An Associated Press-GfK poll published this week indicates that women are shifting to favor the Republican party. “Women have moved in the GOP’s direction since September,” the AP reported.
Just a month ago, 47 percent of female likely voters favored a Democratic-controlled Congress, the AP reported. “In the new poll, the two parties are about even among women; 44 percent prefer the Republicans, 42 percent the Democrats.”
Is this a sign that Democratic candidates are failing to address what women need and care about?
In "Women Voters: The Base of the New Populism," the latest memorandum published through the Campaign for America's Future's Populist Majority project, we aggregate the polling that shows what women want to hear from congressional candidates this election cycle. Contrary to what pundits might infer from polls such as the latest from the AP, the memo says that a majority of women have "strong populist views" and "look to government to create opportunity in the economy through progressive reforms and regulations."
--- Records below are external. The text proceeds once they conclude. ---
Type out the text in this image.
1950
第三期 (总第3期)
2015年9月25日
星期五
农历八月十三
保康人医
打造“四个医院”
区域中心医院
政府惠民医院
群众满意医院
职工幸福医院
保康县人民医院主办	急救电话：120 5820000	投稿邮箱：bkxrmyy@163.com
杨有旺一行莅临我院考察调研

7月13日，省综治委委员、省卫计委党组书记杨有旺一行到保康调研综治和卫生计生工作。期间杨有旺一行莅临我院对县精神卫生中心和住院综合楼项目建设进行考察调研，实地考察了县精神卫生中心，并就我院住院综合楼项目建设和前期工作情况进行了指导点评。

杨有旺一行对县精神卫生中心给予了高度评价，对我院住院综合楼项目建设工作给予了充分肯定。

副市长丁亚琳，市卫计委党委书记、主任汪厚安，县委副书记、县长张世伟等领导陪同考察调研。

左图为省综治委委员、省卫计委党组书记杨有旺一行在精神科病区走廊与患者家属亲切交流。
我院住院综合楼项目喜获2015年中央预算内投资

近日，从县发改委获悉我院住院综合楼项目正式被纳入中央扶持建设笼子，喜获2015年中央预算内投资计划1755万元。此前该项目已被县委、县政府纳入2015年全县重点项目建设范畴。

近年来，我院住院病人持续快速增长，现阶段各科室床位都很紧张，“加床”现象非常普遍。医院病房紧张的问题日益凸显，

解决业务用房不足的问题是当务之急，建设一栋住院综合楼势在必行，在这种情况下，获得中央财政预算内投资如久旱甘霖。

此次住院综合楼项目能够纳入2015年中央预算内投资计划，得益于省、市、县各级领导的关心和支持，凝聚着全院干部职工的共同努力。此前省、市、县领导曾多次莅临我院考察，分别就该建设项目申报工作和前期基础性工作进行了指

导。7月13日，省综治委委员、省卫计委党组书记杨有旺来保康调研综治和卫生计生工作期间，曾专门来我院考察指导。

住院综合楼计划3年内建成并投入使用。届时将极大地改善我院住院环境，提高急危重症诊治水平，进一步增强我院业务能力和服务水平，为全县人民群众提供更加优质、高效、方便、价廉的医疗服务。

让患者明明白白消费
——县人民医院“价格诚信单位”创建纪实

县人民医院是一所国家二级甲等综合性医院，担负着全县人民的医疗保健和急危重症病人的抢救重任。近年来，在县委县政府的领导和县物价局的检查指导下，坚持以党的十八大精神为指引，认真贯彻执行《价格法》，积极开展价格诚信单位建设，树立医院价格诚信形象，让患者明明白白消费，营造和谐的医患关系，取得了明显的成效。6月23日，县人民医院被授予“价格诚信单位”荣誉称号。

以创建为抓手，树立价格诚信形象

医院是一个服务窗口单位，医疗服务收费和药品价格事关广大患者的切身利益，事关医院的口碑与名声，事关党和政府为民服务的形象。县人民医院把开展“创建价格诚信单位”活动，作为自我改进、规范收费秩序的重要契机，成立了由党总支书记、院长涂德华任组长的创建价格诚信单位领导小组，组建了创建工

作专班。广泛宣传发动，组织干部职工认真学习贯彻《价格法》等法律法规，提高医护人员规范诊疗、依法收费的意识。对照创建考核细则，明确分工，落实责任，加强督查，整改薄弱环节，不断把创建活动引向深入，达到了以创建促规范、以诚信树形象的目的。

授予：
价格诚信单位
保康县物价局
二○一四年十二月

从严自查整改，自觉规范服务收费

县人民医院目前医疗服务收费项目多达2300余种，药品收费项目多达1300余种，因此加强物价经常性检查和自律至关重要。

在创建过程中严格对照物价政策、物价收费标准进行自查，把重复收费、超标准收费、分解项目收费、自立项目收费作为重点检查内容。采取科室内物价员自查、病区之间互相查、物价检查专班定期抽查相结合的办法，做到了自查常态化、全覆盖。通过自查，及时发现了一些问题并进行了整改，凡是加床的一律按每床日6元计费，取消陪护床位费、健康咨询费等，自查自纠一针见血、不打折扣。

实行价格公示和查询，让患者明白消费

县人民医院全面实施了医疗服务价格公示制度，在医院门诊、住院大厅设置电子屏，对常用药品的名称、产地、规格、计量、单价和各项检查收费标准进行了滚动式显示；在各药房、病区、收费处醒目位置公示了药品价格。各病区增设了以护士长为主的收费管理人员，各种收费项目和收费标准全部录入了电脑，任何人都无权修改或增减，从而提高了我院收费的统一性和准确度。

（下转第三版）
But if the AP poll is any indication, not enough women are hearing that message from Democratic candidates.
The poll revealed that the economy remains the top priority in this election cycle, with 91 percent calling the economy “extremely” or “very” important. The GOP, according to this poll, has increased its advantage as the party more trusted to handle the issue, with 39 percent siding with Republicans and 31 percent Democrats.
Meanwhile, The Washington Examiner, a conservative weekly, published a cover story by Mona Charen on “what women voters want” and how Republican candidates can win them. She argues that the Democratic party has erred by basing its appeal to women on demonizing Republican candidates’ view on reproductive rights–particularly abortion and birth control. A “single-minded focus on the gynecological,” she calls it – with a heavy dose of caricature. “Democrats lie about their opponents’ view on abortion because only by presenting Republicans as extremists can the issue work for them,” she writes.
Charen, however, misses the mark. Democrats in the past have harnessed the support of women – particularly unmarried women – not only because of the Democrat’s social agenda but because of its progressive economic agenda. Reproductive issues are only a small fraction of the Democratic campaign. The “women’s economic agenda” released last year by House Democratic leader Nancy Pelosi, which includes such items as the Equal Pay Act and child-care support for working mothers, are key reforms in this overall agenda.
Yet, the AP poll should serve as a warning to Democrats that women – especially unmarried women – are about so much more than reproductive issues.
That warning was echoed this week by R. Donahue Peebles, a real estate developer and vice-chairman of the Congressional Black Caucus Foundation who has also been a major fundraiser for President Obama. "I can't count the number of times my wife has gotten direct mail pieces from candidates this election cycle about a woman's right to choose," he said in an interview on Bloomberg Television. "... Why don't we ask the question about why aren't there more women as CEOs? How do we promote more entrepreneurship among women? How do we respect women as heads of households? ... The Democrats should be speaking to that issue and owning that issue and they're not."
The Populist Majority memorandum on women and the economy shows how candidates can take ownership of a progressive agenda that addresses women's real-life needs. Contrary to Charen’s outrageous statement in the Examiner that single women are to a point looking “to the government to be a husband,” women simply want government to end the rigging of the economy that causes them to face greater economic hardship and societal burdens than men.
Isaiah J. Poole contributed to this post.